Oleh sebab itu, “doktrin” pertahanan keamanan negara modern abad 21
harus menjadikan ancaman Non Militer sebagai ancaman terhadap keamanan
nasional suatu negara.
| |
PENDAHULUAN
Selasa,
24 Juni 2014, REPUBLIKA.CO.ID, JAKARTA, ... Sebelumnya diberitakan Duta
Besar Amerika Serikat (AS) untuk Indonesia, Robert Blake mengatakan
pemerintah Indonesia harus menyelidiki tuduhan keterlibatan calon
presiden Prabowo Subianto dalam pelanggaran atas hak asasi manusia (HAM)

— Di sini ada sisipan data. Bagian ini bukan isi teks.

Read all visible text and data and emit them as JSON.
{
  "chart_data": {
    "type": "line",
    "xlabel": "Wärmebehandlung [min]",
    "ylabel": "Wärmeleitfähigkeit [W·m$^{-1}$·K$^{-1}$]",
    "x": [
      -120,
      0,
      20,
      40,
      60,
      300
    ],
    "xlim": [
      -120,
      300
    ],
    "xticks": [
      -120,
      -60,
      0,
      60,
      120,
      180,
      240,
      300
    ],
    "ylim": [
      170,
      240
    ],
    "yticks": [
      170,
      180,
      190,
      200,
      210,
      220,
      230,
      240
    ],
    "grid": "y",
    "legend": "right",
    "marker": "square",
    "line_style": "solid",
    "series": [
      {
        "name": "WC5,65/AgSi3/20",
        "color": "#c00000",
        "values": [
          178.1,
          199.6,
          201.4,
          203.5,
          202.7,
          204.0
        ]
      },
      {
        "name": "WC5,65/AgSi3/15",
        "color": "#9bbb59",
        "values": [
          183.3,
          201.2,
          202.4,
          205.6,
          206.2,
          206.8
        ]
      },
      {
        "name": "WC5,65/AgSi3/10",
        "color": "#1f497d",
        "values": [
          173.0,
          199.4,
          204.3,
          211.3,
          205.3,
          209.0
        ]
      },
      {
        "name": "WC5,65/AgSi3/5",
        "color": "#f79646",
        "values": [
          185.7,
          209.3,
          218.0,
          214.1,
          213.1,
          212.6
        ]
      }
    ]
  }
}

pada dasawarsa 1990-an. ... Meski demikian, Blake buru-buru menambahkan
jika pemerintahnya tidak memihak calon tertentu. “Namun, kami
menganggap serius dugaan pelanggaran HAM dan menyerukan pemerintah
Indonesia untuk sepenuhnya menyelidiki tuduhan tersebut," ujar Blake
lewat surat elektronik kepada Wall Street Journal...
Permintaan
Duta Besar Amerika Serikat Robert Blake agar pemerintah Indonesia
mengusut dugaan pelanggaran hak asasi manusia (HAM) Prabowo Subianto
jelas merupakan suatu bentuk intervensi terhadap kedaulatan Indonesia.

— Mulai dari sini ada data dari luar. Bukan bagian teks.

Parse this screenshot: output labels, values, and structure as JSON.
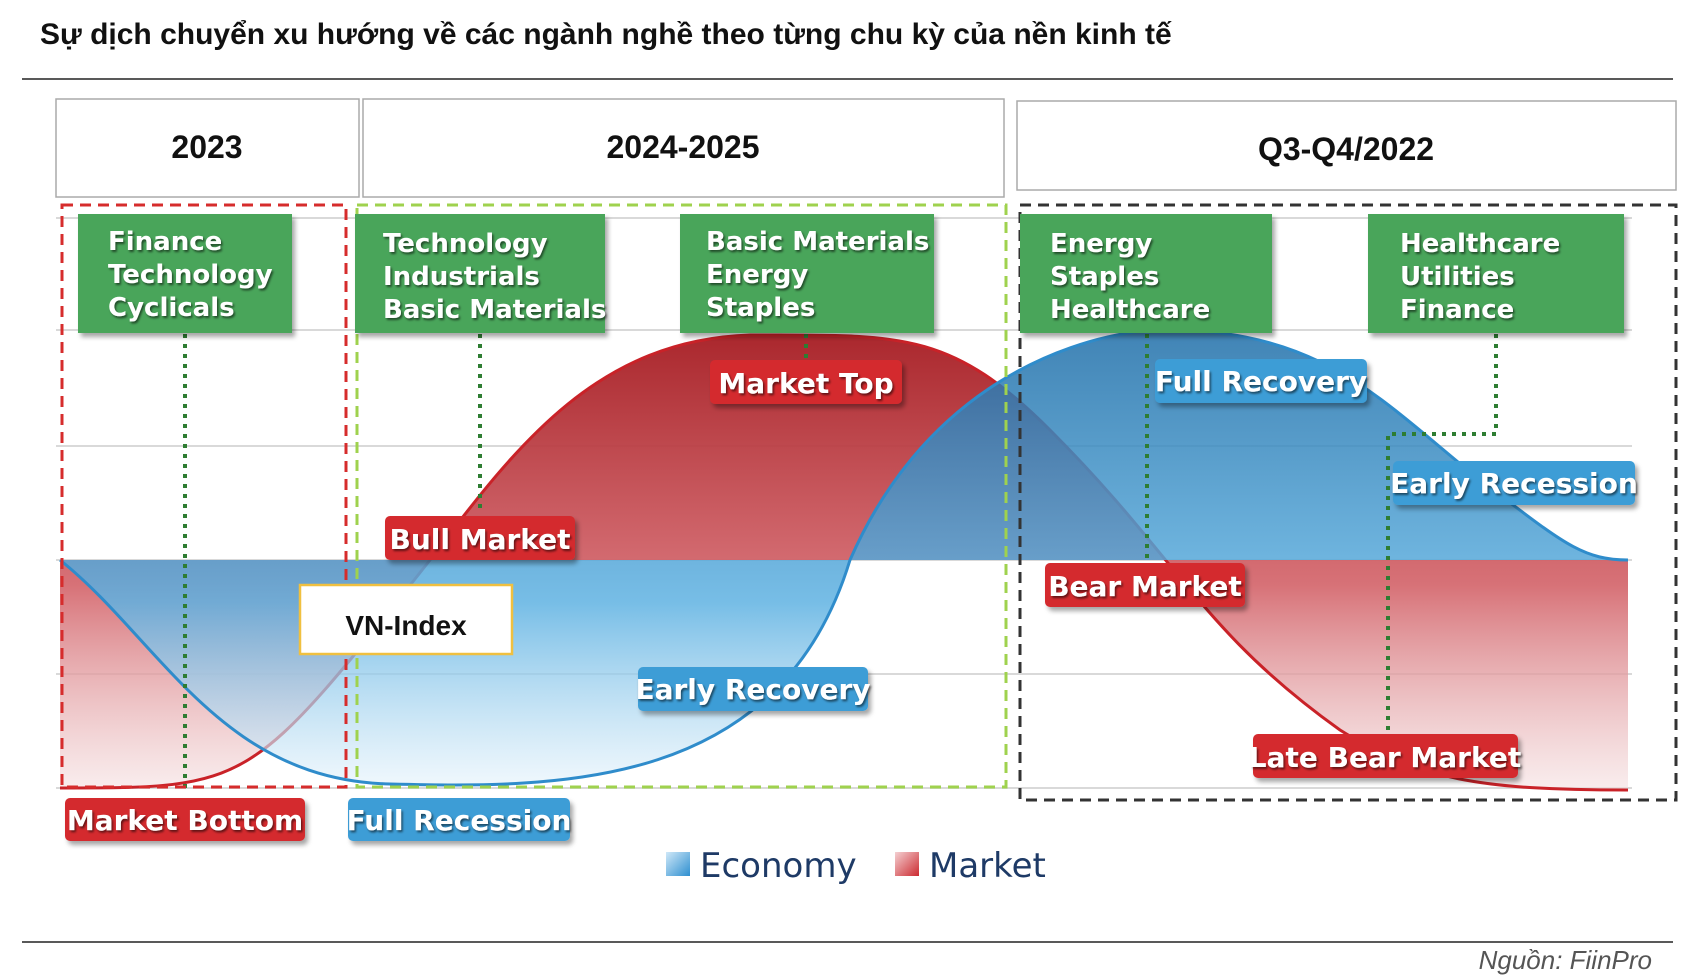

Disamping menunjukkan dengan tegas bahwa AS sudah berpihak kepada Capres
tertentu dalam Pemilu Presiden 2014.
Agenda Setting Amerika
Serikat dan sekutunya di Indonesia masuk melalui isu kasus pelanggaran
hak asasi manusia (HAM) “berat” yang ditujukan kepada TNI, khususnya
kepada Prabowo Subianto yang terus bergulir sejak dekade 1980-an. Dan
belakangan tampaknya kasus dugaan pelanggaran hak asasi manusia terhadap
Prabowo Subianto telah menjelma menjadi sebuah ideologi perjuangan bagi
sebagian besar Lembaga Swadaya Masyarakat (LSM) di Indonesia beserta
simpatisannya. Sebagai catatan saja bahwa serangan Non Militer pihak
asing tidak akan berjalan efektif bila tidak ada dukungan dari dalam
negeri. Dukungan para komprador, baik sipil maupun militer.

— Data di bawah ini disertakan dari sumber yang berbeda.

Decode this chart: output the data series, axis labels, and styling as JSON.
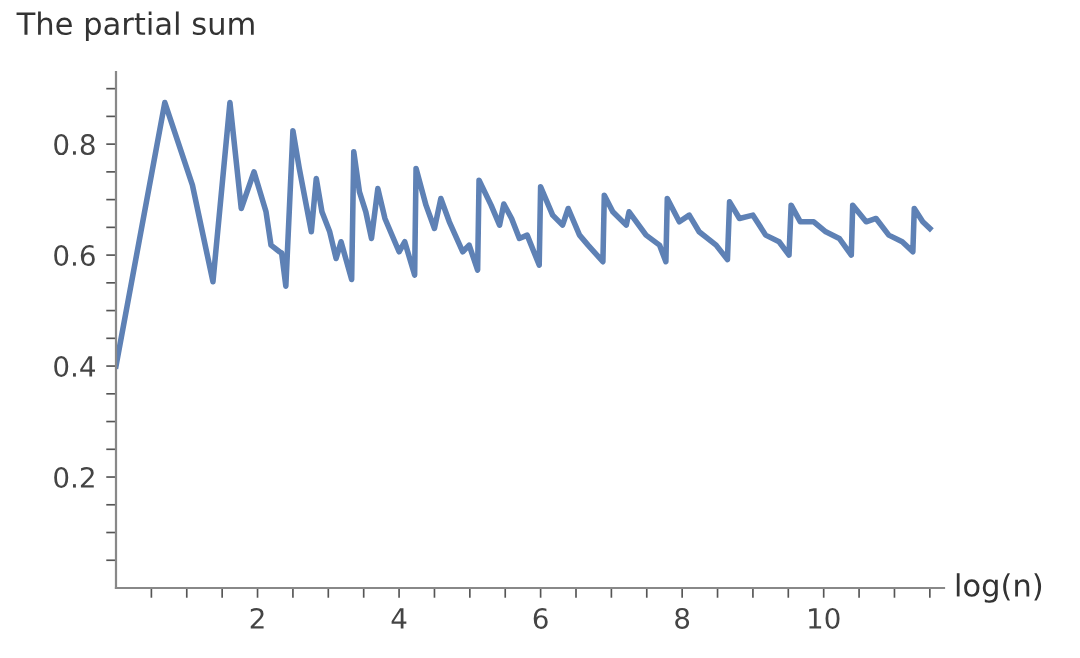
{
  "chart_data": {
    "type": "line",
    "xlabel": "log(n)",
    "ylabel": "The partial sum",
    "x": [
      0,
      0.69,
      1.08,
      1.37,
      1.61,
      1.77,
      1.95,
      2.12,
      2.19,
      2.31,
      2.34,
      2.4,
      2.5,
      2.59,
      2.76,
      2.83,
      2.91,
      3.02,
      3.11,
      3.18,
      3.33,
      3.36,
      3.44,
      3.53,
      3.61,
      3.7,
      3.8,
      4.0,
      4.08,
      4.22,
      4.24,
      4.38,
      4.5,
      4.59,
      4.71,
      4.9,
      4.99,
      5.11,
      5.13,
      5.3,
      5.42,
      5.48,
      5.59,
      5.7,
      5.81,
      5.98,
      6.0,
      6.17,
      6.31,
      6.39,
      6.55,
      6.67,
      6.88,
      6.9,
      7.02,
      7.21,
      7.25,
      7.49,
      7.68,
      7.77,
      7.79,
      7.96,
      8.1,
      8.24,
      8.48,
      8.64,
      8.67,
      8.81,
      9.0,
      9.18,
      9.37,
      9.51,
      9.54,
      9.67,
      9.86,
      10.03,
      10.22,
      10.39,
      10.41,
      10.6,
      10.74,
      10.92,
      11.11,
      11.26,
      11.28,
      11.4,
      11.5
    ],
    "series": [
      {
        "color": "#5e81b5",
        "values": [
          0.4,
          0.875,
          0.726,
          0.552,
          0.875,
          0.684,
          0.75,
          0.678,
          0.618,
          0.606,
          0.604,
          0.544,
          0.824,
          0.756,
          0.642,
          0.738,
          0.678,
          0.642,
          0.594,
          0.624,
          0.556,
          0.786,
          0.714,
          0.678,
          0.63,
          0.72,
          0.666,
          0.606,
          0.624,
          0.564,
          0.756,
          0.69,
          0.648,
          0.702,
          0.66,
          0.606,
          0.618,
          0.573,
          0.735,
          0.69,
          0.654,
          0.692,
          0.666,
          0.63,
          0.636,
          0.582,
          0.723,
          0.672,
          0.654,
          0.684,
          0.636,
          0.618,
          0.588,
          0.708,
          0.678,
          0.654,
          0.678,
          0.636,
          0.618,
          0.588,
          0.702,
          0.66,
          0.672,
          0.642,
          0.618,
          0.592,
          0.696,
          0.666,
          0.672,
          0.636,
          0.624,
          0.6,
          0.69,
          0.66,
          0.66,
          0.642,
          0.63,
          0.6,
          0.69,
          0.66,
          0.666,
          0.636,
          0.624,
          0.606,
          0.684,
          0.66,
          0.648
        ]
      }
    ],
    "xlim": [
      0,
      11.7
    ],
    "ylim": [
      0,
      0.93
    ],
    "xticks": [
      {
        "value": 0.5,
        "label": null
      },
      {
        "value": 1,
        "label": null
      },
      {
        "value": 1.5,
        "label": null
      },
      2,
      {
        "value": 2.5,
        "label": null
      },
      {
        "value": 3,
        "label": null
      },
      {
        "value": 3.5,
        "label": null
      },
      4,
      {
        "value": 4.5,
        "label": null
      },
      {
        "value": 5,
        "label": null
      },
      {
        "value": 5.5,
        "label": null
      },
      6,
      {
        "value": 6.5,
        "label": null
      },
      {
        "value": 7,
        "label": null
      },
      {
        "value": 7.5,
        "label": null
      },
      8,
      {
        "value": 8.5,
        "label": null
      },
      {
        "value": 9,
        "label": null
      },
      {
        "value": 9.5,
        "label": null
      },
      10,
      {
        "value": 10.5,
        "label": null
      },
      {
        "value": 11,
        "label": null
      },
      {
        "value": 11.5,
        "label": null
      }
    ],
    "yticks": [
      {
        "value": 0.05,
        "label": null
      },
      {
        "value": 0.1,
        "label": null
      },
      {
        "value": 0.15,
        "label": null
      },
      0.2,
      {
        "value": 0.25,
        "label": null
      },
      {
        "value": 0.3,
        "label": null
      },
      {
        "value": 0.35,
        "label": null
      },
      0.4,
      {
        "value": 0.45,
        "label": null
      },
      {
        "value": 0.5,
        "label": null
      },
      {
        "value": 0.55,
        "label": null
      },
      0.6,
      {
        "value": 0.65,
        "label": null
      },
      {
        "value": 0.7,
        "label": null
      },
      {
        "value": 0.75,
        "label": null
      },
      0.8,
      {
        "value": 0.85,
        "label": null
      },
      {
        "value": 0.9,
        "label": null
      }
    ],
    "grid": false,
    "legend": false,
    "marker": "none",
    "line_style": "solid"
  }
}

Seperti kita ketahui bersama bahwa agenda setting
yang digulirkan AS dan Sekutunya terhadap Indonesia adalah sebuah
bentuk skema Perang Non Militer: Pertama, serangan udara berupa bom-bom
isu demokrasi, hak azasi manusia, lingkungan, profesionalisme, sara,
sampai sanksi embargo dengan target sasaran menghancurkan sistem
ipoleksosbudmil. Kedua, serangan darat pasukan elit “komprador” yang
terdiri dari intelektual dan politisi – baik sipil maupun militer –
untuk memformat ulang sistem ipoleksosbudmil Indonesia dengan sistem
baru yang di set up sesuai dengan kepentingan pembuat agenda.
Sebagai target utama operasi Non Militer sekutu adalah amandeman UUD
1945 dan perubahan UU Migas agar memudahkan instalasi sistem privatisasi
dan perdagangan bebas WTO ke dalam sistem ekonomi “Pancasila” yang
sudah diliberalkan. Sehingga Indonesia kini menjadi negara yang compatible bagi akses dan koneksitas sistem ekonomi asing, terutama bagi kepentingan AS, Uni Eropa, Jepang dan China.
Model
agenda setting ini terbukti manjur ketika dipakai untuk membangkitkan
nasionalisme sempit di kawasan Eropa Tenggara. Sehingga pecah konflik
etnis bersenjata yang mengakibatkan pecahnya Yugoslavia menjadi
negara-negara kecil meliputi Republik Serbia, Republik Montenegro,
Republik Kroasia, Republik Slovenia, Republik Makedonia dan Bosnia
Herzegovina. Sebelum pecah, negara pelopor Gerakan Non-Blok (GNB) ini
dikenal sebagai sebuah negara Komunis yang maju dan makmur rakyatnya.
Dalam
kasus Yugoslavia, ternyata ada agenda setting tersembunyi AS yang boleh
dibilang merupakan agenda sesungguhnya, yakni menyingkirkan Slobodan
Milosevic dari panggung politik Eropa Tenggara. Kongres AS sangat
khawatir bila Slobodan membangkitkan kembali “Pakta Warsawa Baru.”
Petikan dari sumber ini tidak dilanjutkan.